I'm pretty confident that this will be more efficient than my colleague's SAS code, as he was comparing each record to every other record (giving n (n-1) comparisons). It seems like this, in the worst case where everything is on promotion at distinct times, will compare the first record to (n-1) records, the second to (n-2) records, etc., giving n (n-1)/2 comparisons. Thus, while this is worst-case O(n^2), it seems like it should have at most half as much work to do as the earlier approach in SAS. On the other hand, in the best case, when everything is on promotion at the same time, there should be something like n-1 comparisons made and then that should be it. So it seems like, depending on how frequently promotions co-occur for this retailer, the above should be somewhere between O(n) and O(n^2) time complexity. Since these people are always having some sale or other, I suspect this won't be much worse than O(n log n).

Is there anything that is an obvious improvement in efficiency -- some clever tricks with the fold functions, some way of loading the data into some sort of convenient structure first, etc -- that I could easily implement?
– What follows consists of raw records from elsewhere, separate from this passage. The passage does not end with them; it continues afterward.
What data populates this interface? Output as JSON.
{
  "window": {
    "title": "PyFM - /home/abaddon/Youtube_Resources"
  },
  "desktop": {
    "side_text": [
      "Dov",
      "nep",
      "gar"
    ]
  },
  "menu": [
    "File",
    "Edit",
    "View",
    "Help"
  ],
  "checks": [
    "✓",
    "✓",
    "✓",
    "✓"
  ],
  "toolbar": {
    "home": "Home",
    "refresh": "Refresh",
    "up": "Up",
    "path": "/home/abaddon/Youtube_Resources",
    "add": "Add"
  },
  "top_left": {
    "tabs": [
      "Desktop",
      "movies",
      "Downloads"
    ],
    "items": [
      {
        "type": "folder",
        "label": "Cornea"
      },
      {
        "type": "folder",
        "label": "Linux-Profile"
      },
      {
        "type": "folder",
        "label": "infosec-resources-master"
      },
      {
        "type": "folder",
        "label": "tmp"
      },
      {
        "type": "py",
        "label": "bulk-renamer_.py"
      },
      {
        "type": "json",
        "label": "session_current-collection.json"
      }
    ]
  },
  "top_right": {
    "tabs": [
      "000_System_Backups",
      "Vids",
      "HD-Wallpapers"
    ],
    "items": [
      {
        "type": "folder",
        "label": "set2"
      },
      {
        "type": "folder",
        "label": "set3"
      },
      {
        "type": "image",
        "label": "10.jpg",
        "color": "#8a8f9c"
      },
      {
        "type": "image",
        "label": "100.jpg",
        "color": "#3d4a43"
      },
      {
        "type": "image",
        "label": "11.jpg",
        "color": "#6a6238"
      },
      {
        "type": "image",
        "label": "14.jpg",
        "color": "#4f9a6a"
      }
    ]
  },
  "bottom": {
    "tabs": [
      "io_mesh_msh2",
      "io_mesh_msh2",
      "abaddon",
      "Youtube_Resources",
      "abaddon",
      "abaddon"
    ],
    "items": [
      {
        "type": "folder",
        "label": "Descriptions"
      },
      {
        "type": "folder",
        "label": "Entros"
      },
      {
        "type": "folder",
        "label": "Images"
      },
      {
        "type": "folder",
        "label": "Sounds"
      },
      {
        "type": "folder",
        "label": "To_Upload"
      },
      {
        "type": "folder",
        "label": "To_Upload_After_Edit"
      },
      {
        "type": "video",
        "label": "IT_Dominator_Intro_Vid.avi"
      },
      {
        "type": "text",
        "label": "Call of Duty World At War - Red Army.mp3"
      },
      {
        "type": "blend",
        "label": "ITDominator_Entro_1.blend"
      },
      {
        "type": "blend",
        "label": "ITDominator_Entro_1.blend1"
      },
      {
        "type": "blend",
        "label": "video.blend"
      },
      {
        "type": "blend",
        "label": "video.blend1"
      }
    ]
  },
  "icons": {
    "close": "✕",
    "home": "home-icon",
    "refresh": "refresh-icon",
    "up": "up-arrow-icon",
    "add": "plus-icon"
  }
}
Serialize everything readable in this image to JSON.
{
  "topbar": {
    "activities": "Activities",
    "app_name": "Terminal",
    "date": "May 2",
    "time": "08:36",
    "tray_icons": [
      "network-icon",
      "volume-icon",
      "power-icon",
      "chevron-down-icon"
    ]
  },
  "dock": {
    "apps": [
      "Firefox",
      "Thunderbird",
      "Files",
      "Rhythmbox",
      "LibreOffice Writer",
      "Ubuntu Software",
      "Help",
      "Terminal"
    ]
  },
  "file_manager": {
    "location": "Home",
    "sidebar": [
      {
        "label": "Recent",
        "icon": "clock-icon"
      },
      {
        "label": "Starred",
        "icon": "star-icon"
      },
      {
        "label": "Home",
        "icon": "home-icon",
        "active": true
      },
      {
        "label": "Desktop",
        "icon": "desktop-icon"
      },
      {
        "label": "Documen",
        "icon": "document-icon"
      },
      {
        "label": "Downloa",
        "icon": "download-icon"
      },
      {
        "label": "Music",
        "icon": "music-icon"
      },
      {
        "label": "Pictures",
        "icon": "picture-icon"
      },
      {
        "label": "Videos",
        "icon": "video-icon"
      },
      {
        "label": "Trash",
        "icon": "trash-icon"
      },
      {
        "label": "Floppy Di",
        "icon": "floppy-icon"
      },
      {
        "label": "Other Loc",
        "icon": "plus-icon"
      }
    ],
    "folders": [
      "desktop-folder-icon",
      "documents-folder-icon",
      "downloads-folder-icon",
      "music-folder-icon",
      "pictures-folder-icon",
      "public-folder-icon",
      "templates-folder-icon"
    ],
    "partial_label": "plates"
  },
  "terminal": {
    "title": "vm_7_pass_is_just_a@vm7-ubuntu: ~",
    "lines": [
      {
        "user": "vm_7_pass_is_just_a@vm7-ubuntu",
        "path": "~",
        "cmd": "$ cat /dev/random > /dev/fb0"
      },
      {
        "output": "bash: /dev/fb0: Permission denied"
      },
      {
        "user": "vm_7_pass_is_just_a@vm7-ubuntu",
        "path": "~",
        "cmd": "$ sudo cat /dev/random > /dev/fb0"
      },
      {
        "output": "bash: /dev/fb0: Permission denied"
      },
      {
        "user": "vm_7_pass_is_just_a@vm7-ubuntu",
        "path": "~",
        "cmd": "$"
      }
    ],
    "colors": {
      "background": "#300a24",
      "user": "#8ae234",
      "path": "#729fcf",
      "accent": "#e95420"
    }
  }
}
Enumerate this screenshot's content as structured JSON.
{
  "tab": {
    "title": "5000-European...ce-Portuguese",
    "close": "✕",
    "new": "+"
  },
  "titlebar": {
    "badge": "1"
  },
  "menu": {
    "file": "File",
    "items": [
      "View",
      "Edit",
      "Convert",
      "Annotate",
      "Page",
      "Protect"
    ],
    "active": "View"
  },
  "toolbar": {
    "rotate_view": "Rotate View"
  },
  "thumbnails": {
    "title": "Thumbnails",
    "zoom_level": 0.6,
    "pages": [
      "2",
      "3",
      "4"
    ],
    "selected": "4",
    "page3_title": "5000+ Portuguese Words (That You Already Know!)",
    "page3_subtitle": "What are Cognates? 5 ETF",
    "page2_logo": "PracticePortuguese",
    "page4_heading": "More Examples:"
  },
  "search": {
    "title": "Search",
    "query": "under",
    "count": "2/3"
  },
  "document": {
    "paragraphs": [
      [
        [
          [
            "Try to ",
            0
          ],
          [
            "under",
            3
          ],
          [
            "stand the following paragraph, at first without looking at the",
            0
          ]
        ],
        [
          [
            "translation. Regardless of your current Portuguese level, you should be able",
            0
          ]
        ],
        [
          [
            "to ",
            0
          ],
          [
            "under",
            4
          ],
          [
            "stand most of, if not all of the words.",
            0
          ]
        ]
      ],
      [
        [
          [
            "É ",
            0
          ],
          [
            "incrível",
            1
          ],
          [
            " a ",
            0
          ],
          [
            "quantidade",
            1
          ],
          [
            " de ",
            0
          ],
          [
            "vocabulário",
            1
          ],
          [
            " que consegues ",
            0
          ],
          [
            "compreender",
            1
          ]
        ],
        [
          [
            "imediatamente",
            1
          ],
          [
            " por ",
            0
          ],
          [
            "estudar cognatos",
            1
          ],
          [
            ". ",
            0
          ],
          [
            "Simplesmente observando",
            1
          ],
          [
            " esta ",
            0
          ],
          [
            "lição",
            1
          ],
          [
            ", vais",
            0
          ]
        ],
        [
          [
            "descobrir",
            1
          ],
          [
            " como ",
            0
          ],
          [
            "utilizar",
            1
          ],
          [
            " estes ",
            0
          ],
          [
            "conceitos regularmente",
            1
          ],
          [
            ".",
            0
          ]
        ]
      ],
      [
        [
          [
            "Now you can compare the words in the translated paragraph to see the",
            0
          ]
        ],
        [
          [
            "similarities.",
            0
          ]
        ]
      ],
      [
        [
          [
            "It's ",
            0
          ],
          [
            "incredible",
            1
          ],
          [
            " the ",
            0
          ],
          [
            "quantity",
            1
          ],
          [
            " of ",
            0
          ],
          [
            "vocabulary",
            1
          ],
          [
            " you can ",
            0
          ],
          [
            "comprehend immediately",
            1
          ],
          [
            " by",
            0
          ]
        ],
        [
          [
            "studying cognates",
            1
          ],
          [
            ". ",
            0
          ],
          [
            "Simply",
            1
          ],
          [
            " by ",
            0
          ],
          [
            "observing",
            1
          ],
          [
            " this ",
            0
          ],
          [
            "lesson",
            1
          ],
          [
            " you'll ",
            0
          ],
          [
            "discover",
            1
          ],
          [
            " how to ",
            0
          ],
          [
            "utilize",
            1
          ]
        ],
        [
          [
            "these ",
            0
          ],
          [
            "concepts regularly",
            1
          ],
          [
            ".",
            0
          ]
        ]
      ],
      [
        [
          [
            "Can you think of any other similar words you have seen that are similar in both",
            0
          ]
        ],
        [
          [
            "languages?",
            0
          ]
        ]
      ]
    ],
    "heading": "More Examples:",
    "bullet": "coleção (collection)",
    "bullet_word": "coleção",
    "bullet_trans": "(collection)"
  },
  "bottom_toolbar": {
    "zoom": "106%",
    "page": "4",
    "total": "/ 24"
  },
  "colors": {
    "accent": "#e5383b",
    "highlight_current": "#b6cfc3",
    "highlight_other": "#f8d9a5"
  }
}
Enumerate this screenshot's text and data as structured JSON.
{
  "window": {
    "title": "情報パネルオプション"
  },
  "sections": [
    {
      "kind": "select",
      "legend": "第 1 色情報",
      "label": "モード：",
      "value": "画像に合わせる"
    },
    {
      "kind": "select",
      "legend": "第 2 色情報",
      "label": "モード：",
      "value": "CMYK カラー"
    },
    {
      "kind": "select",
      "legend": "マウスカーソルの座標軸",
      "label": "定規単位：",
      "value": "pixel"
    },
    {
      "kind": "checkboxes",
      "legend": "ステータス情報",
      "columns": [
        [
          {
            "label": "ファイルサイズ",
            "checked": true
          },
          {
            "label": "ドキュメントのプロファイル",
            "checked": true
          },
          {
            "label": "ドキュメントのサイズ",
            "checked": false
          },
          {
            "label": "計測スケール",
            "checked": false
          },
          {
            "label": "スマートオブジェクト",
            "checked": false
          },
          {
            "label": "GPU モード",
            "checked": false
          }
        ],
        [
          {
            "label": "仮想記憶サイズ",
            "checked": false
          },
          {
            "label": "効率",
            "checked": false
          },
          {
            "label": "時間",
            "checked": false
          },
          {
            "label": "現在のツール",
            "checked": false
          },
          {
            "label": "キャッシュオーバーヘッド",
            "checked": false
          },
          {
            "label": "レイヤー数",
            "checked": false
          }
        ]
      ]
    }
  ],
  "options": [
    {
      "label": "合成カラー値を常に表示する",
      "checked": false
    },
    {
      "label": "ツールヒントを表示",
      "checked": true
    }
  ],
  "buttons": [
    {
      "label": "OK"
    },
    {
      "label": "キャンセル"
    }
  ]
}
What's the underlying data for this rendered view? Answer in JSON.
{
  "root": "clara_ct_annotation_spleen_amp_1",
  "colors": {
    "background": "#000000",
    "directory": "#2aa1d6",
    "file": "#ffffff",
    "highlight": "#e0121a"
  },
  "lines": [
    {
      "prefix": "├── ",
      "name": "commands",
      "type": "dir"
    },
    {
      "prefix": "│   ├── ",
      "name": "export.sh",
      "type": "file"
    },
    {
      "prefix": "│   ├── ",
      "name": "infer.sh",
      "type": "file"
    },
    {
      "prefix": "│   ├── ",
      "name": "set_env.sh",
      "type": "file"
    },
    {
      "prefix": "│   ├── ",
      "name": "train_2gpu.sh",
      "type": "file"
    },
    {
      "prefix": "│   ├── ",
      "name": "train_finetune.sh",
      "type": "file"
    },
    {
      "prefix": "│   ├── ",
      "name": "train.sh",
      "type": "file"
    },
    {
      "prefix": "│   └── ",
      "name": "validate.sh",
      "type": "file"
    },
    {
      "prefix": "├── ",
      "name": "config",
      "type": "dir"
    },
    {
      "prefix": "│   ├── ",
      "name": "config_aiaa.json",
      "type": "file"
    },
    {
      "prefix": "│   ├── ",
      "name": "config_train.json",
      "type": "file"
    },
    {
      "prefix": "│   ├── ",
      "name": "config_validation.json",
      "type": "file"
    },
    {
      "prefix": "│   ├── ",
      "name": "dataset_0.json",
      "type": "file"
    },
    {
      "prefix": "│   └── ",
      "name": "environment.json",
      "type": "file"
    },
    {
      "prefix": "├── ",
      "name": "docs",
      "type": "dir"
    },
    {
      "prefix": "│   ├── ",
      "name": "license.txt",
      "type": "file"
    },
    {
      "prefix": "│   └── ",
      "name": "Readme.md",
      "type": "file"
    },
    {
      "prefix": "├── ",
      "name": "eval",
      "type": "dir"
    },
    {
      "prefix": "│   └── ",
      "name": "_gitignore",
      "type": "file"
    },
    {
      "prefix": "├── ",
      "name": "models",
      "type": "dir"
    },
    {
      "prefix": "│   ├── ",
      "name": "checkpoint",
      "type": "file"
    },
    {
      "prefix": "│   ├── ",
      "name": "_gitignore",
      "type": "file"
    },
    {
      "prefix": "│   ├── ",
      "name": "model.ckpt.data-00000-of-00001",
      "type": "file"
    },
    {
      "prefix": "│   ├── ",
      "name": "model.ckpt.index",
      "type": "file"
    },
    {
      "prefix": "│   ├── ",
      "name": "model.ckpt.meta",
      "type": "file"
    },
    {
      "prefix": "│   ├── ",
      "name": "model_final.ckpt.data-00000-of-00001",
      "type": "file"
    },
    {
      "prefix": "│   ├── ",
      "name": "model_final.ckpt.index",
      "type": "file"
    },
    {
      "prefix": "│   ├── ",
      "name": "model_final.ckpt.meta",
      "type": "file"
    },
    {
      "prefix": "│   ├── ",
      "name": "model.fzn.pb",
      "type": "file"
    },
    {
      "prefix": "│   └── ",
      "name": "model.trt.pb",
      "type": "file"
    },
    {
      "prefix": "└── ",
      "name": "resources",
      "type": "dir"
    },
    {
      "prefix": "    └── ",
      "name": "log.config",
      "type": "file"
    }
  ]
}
Firstly I'm assuming that you are working with a granularity of days, and that each promotion will always have a relatively small maximum number of days. If so, how about something like the following:

1: Filter the existing data structure, resulting in a lazy list of tuples (a, b) where a is a day number and b is an identifier for the promotion. Where a promotion spans n days, the list will contain n entries, one for each day of the promotion. Complexity is O(M x N), where M is the (small) maximum number of days. If this is fixed *and* small, we can discard this any regard the complexity as just O(N).

2: Sort the list with a as the primary key and b as the secondary key. Complexity should be near enough O(N log N)

3: Traverse the results of the sort, outputting a lazy list of lists such that the elements of each sub-list are references to the promotions that overlap for one specific day number. Where no overlap is detected for one specific day, that day can simply be ignored. Complexity should be linear.

4: Sort this list, and discard duplicates. Complexity should be O(N log N) for the sort and O(N) for the 'uniq'.

5: You are now left with a list which describes all overlapping promotions.

Total complexity should effectively be O(N + N log N + N + N log N + N) which of course just collapses to O(N log N).